Biometalib is a set of useful libraries and tools for working with SRA biological metadata.
This library is designed for python 3+ and can be installed with pip
or conda
.
Biometalib can be installed using pip.
pip install -y biometalib
Or the latest version can be installed by pip.
pip install git+https://github.com/jfear/sramongo
pip install git+https://github.com/jfear/biometalib
First make sure you have a working installation of Anaconda, I suggest Miniconda.

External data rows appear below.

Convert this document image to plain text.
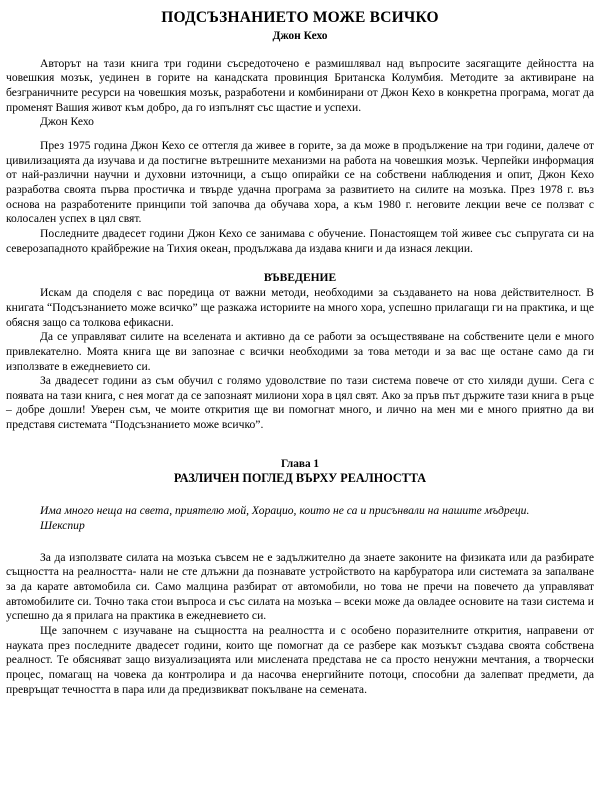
ПОДСЪЗНАНИЕТО МОЖЕ ВСИЧКО
Джон Кехо

Авторът на тази книга три години съсредоточено е размишлявал над въпросите засягащите дейността на човешкия мозък, уединен в горите на канадската провинция Британска Колумбия. Методите за активиране на безграничните ресурси на човешкия мозък, разработени и комбинирани от Джон Кехо в конкретна програма, могат да променят Вашия живот към добро, да го изпълнят със щастие и успехи.

Джон Кехо

През 1975 година Джон Кехо се оттегля да живее в горите, за да може в продължение на три години, далече от цивилизацията да изучава и да постигне вътрешните механизми на работа на човешкия мозък. Черпейки информация от най-различни научни и духовни източници, а също опирайки се на собствени наблюдения и опит, Джон Кехо разработва своята първа простичка и твърде удачна програма за развитието на силите на мозъка. През 1978 г. въз основа на разработените принципи той започва да обучава хора, а към 1980 г. неговите лекции вече се ползват с колосален успех в цял свят.

Последните двадесет години Джон Кехо се занимава с обучение. Понастоящем той живее със съпругата си на северозападното крайбрежие на Тихия океан, продължава да издава книги и да изнася лекции.

ВЪВЕДЕНИЕ

Искам да споделя с вас поредица от важни методи, необходими за създаването на нова действителност. В книгата “Подсъзнанието може всичко” ще разкажа историите на много хора, успешно прилагащи ги на практика, и ще обясня защо са толкова ефикасни.

Да се управляват силите на вселената и активно да се работи за осъществяване на собствените цели е много привлекателно. Моята книга ще ви запознае с всички необходими за това методи и за вас ще остане само да ги използвате в ежедневието си.

За двадесет години аз съм обучил с голямо удоволствие по тази система повече от сто хиляди души. Сега с появата на тази книга, с нея могат да се запознаят милиони хора в цял свят. Ако за пръв път държите тази книга в ръце – добре дошли! Уверен съм, че моите открития ще ви помогнат много, и лично на мен ми е много приятно да ви представя системата “Подсъзнанието може всичко”.

Глава 1
РАЗЛИЧЕН ПОГЛЕД ВЪРХУ РЕАЛНОСТТА

Има много неща на света, приятелю мой, Хорацио, които не са и присънвали на нашите мъдреци.

Шекспир

За да използвате силата на мозъка съвсем не е задължително да знаете законите на физиката или да разбирате същността на реалността- нали не сте длъжни да познавате устройството на карбуратора или системата за запалване за да карате автомобила си. Само малцина разбират от автомобили, но това не пречи на повечето да управляват автомобилите си. Точно така стои въпроса и със силата на мозъка – всеки може да овладее основите на тази система и успешно да я прилага на практика в ежедневието си.

Ще започнем с изучаване на същността на реалността и с особено поразителните открития, направени от науката през последните двадесет години, които ще помогнат да се разбере как мозъкът създава своята собствена реалност. Те обясняват защо визуализацията или мислената представа не са просто ненужни мечтания, а творчески процес, помагащ на човека да контролира и да насочва енергийните потоци, способни да залепват предмети, да превръщат течността в пара или да предизвикват покълване на семената.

conda install -c jfear biometalib
Attribute selector is a helper script for selecting which attributes you want
to focus on for a project. The biological metadata submitted by users contain a
variety of different types of attributes. Sometimes these include things like
misspellings or different forms of a word, it also includes attributes that are
unique to a single project. This tool is to be used to quickly curate these
columns. Attribute selector uses a YAML
formatted file to store attribute
decisions.
In the YAML file, selected attributes will be the keys. When merging multiple attributes into a single selected attribute they will be stored as values. For example:
sex:
- sex
- Sex
- gender
Here the selected attribute sex
has the attributes Sex
and gender
associated with it. There is also a special selected attribute ignore
that will store a list
of attributes that you want to ignore.
Using the BioSample selection sheet I have created a starting YAML that can be
used when running attribute_selector
.
To run the attributes selector on my public version of the Biometa database type:
# Download example YAML
$ wget -O my_attribute_selection.yaml https://raw.githubusercontent.com/jfear/biometalib/master/biometalib/data/flybase_example.yaml
$ attribute_selector --host mongo.geneticsunderground.com --port 27022 --db sra --username sra --password oliver --authenticationDatabase user-data --config my_attribute_selection.yaml
attribute_selector
is an interactive command line tool. Iterates overall
attribute column names that are not already selected attributes in the
YAML. The current attribute is displayed in red. At the prompt you can type:
k
to set the current attribute as a selected attribute [keep]r
to rename the current attribute, this will set the current attribute as value of the renamed selected attribute [rename]i
adds current attribute to ignore list [ignore]e
show example values listed under the current attribute [example]s
show attributes with similar names (fuzzy string match). Here selected attributes will appear in yellow [similar]n
skip and go to the next attribute [next]quit
exit out of the program, but save progress.